Two of Africa's contemporary writers, Petina Gappah and Chimamanda N. Adichie, have portraits of their native countries, Zimbabwe and Nigeria. Great writing, a study in contrast in styles and personalities. I have the feeling that these two writers, to the degree that they remain faithful to their temperaments, philosophies and creative outputs, will surely shape African writing in ways Achebe and Soyinka did.
Petina Gappah: "Zimbabwe:
"If Zimbabwe were human, the country would need more years of therapy than its 30 years of independence. According to Foreign Policy, in 2010, Zimbabwe was fourth on the “Failed State Index.” In 2006, it was declared to be the unhappiest place on earth—ahead of Zimbabwe on the “Happiness Index” were countries like the Democratic Republic of Congo, Sudan, and North Korea. In 2008, it had inflation rates not seen since the Weimar Republic: prices of goods changed as customers walked to the tills. By any measure, Zimbabweans should just have given up, switched off what little lights remained burning, and hightailed it to the nearest border.

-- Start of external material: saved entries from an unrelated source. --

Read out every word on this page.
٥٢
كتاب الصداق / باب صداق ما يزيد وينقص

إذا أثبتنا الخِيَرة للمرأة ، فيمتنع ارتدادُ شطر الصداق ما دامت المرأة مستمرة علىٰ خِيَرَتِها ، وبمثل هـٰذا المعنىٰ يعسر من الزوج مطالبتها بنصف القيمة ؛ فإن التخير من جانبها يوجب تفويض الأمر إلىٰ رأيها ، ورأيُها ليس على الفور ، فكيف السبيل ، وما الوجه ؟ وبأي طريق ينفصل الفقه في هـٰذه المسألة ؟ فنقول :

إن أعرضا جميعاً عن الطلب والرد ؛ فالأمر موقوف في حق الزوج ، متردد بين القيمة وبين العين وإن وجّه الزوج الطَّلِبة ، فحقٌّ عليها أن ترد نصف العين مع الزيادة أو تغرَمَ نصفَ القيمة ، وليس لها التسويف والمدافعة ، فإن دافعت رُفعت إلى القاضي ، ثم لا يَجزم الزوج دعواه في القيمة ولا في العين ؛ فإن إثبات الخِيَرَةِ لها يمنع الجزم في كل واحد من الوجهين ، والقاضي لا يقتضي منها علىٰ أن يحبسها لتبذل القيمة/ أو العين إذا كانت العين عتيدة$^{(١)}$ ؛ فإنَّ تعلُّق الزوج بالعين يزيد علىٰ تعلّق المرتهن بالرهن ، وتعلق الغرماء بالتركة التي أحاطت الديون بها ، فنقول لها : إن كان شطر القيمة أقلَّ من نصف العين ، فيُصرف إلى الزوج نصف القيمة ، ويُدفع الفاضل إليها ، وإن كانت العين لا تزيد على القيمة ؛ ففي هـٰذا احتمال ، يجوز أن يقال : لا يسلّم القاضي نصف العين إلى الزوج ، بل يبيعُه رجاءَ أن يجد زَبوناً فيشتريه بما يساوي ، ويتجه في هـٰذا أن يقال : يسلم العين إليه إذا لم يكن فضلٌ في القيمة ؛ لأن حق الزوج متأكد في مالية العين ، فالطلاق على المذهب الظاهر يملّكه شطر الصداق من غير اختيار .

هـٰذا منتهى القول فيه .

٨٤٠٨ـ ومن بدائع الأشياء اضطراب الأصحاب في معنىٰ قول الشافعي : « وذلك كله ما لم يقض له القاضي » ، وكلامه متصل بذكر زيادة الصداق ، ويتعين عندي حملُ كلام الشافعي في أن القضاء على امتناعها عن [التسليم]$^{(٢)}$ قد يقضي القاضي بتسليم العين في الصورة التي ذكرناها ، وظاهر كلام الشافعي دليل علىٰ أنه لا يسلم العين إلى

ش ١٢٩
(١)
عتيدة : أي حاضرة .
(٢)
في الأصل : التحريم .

Chimamanda Ngozi Adichie:"Why Are You Here?"
I came at the wrong time. It was mid-March 2011, a few weeks before general elections, and every surface in Lagos—compound walls, gates, even buses—was covered with political posters. “You came at injury time,” the senior teacher at the government junior high school told me. She was small and well-groomed, her blouse awash in ruffles. She looked me over suspiciously. “Why are you here?”